HONG KONG — Imagine a Christmas shopping season with closed stores and customers stranded because cabs are nowhere in sight.

For retailers of Fendi bags and Rolex watches in Hong Kong, that’s the type of nightmare unfolding as pro-democracy protests wreak havoc during one of the busiest times of the year, the China National Day holidays known as Golden Week. Demonstrators are occupying shopping areas from Causeway Bay to Tsim Sha Tsui, disrupting transportation, shutting stores and testing the patience of Chinese tourists who accounted for 75 percent of the city’s 54 million visitors last year.

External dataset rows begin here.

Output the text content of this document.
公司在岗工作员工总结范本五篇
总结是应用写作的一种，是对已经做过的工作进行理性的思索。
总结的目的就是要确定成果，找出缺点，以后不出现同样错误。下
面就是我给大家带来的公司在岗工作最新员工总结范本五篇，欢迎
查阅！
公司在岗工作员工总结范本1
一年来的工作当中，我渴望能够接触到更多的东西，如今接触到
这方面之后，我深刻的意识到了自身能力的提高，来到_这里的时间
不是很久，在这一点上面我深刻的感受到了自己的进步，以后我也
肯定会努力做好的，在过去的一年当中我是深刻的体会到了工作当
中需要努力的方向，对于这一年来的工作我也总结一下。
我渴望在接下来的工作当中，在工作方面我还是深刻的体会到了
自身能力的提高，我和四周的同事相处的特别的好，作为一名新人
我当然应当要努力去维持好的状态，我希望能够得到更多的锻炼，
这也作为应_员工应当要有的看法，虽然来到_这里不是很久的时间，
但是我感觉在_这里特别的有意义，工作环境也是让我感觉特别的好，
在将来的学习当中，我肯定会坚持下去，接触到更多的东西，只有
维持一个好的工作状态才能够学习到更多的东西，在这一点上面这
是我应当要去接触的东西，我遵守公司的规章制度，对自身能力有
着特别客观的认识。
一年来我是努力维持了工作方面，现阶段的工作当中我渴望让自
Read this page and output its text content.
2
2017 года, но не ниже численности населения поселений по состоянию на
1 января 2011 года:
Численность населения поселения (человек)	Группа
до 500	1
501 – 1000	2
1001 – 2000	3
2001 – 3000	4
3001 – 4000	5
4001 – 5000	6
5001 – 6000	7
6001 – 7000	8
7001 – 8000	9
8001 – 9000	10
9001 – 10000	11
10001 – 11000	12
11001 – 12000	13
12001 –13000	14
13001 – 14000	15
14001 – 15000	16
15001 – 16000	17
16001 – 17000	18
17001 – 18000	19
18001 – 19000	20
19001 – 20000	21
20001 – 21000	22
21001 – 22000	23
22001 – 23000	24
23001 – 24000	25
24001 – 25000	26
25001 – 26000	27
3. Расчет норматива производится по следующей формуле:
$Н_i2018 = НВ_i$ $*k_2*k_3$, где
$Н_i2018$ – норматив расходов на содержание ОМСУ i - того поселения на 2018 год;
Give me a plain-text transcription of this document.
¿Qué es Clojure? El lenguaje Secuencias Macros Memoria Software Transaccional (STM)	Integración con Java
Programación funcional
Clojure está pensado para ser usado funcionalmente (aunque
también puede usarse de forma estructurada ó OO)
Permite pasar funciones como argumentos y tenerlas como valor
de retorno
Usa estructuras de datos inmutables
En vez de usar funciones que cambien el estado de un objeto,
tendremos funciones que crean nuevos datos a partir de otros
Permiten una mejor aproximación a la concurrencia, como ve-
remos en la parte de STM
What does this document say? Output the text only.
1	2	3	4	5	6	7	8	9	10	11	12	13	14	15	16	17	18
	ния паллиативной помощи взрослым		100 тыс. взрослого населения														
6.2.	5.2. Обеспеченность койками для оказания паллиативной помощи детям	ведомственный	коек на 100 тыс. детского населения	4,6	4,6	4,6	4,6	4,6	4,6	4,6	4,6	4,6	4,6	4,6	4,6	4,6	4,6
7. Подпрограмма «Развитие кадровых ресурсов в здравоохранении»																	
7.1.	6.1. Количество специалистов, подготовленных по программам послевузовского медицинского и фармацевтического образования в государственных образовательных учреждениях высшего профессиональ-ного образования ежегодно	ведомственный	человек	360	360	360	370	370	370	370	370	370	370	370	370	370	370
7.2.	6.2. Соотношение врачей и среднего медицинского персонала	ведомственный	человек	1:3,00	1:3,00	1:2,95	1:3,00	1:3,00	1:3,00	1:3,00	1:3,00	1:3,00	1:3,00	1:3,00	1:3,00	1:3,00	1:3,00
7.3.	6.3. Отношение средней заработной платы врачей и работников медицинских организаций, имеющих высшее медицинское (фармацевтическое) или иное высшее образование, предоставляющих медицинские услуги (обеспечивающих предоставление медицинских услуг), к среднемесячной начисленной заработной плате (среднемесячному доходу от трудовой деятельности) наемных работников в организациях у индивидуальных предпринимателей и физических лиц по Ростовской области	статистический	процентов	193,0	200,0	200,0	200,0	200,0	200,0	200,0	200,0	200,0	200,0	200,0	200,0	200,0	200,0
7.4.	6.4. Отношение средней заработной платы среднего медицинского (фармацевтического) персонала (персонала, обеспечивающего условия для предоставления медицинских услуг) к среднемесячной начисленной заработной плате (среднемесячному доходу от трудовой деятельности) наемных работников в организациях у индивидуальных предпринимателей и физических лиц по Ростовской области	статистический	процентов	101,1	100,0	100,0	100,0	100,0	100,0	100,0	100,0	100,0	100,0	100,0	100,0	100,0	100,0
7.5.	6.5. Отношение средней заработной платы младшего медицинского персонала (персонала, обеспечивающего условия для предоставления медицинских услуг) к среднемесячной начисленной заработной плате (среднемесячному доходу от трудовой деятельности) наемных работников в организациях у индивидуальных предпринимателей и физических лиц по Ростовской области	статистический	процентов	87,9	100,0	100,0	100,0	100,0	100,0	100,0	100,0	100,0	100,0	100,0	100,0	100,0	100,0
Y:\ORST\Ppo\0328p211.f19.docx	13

“I’m not coming back again,” David Yong, a businessman visiting from the eastern Chinese city Hangzhou, said as he smoked a cigarette to ease the frustration of being unable to catch a taxi. “Shopping has been the major attraction for me. With brands like Fendi shutting its doors, Hong Kong’s appeal is gone.”

Chinese tourists have turned the former British colony into the world’s largest market for Swiss watches and a major source of income for luxury brands. The protests, raging during what’s typically the biggest shopping season for incoming mainland visitors, are now threatening to exacerbate Hong Kong’s slumping sales of jewelry, watches and other valuable gifts, which are headed for their biggest annual drop in at least a decade.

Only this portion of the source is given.